If you're scheduled to have an eye exam in the upcoming days or weeks, you may be wondering what exactly this will entail. Usually, your eye exam is classified by your insurance provider as either a "routine" or "medical" eye exam. However, this often has nothing to do with what the actual contents of the eye exam will be. Keep reading to learn the difference between these two terms.
Routine vs. Medical
Ultimately, what determines whether your eye exam is classified as "routine" or "medical" depends on two factors: the reason for your visit and your final diagnosis. If you're only at the eye doctor for a standard checkup and the doctor doesn't find any significant issues, then the exam will be categorized as routine. Similarly, if the doctor finds that you have vision problems stemming from an eye imperfection like farsightedness or astigmatism, the exam will also be categorized as routine. However, if you have a medical problem like cataracts, glaucoma, or an infection, then the exam will be categorized as medical in nature.

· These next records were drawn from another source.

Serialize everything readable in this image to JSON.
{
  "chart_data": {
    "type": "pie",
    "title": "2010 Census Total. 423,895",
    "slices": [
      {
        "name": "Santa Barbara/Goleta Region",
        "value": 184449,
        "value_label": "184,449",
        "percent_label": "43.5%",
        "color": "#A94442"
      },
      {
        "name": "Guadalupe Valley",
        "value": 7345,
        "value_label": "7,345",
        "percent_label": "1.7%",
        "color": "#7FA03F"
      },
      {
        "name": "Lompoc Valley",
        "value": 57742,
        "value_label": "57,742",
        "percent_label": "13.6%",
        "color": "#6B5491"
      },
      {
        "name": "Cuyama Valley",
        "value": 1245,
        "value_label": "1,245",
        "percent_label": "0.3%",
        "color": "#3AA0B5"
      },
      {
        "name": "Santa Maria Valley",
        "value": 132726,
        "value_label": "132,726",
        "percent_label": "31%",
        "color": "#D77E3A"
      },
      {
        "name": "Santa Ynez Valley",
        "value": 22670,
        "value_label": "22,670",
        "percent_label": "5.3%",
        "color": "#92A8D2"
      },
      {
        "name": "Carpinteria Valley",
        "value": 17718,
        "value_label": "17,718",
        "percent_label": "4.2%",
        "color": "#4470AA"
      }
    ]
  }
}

So how does this distinction between routine and medical eye exams affect you? To begin with, medical insurance plans may not cover eye exams that have been judged to be routine. To cover part or all of the costs of a routine exam, you may need a specialized vision insurance plan. However, some medical insurance plans do cover a routine eye exam at infrequent intervals.
Secondly, you should be aware of what is known as a refraction fee. If you have concerns about your eye health, but you would also like your vision to be checked, then your doctor may charge you for the medical exam and the checkup separately. As already mentioned, many medical insurance companies will cover only the medical exam, leaving you to pay the refraction fee out-of-pocket.
Staying informed about the costs and options of your medical care is crucial. Before going in for your eye examination, determine whether it is likely to be classified as a routine or medical exam. Always check with your insurance provider to see what is covered and not covered under your plan, as well as any possible deductibles and co-pays.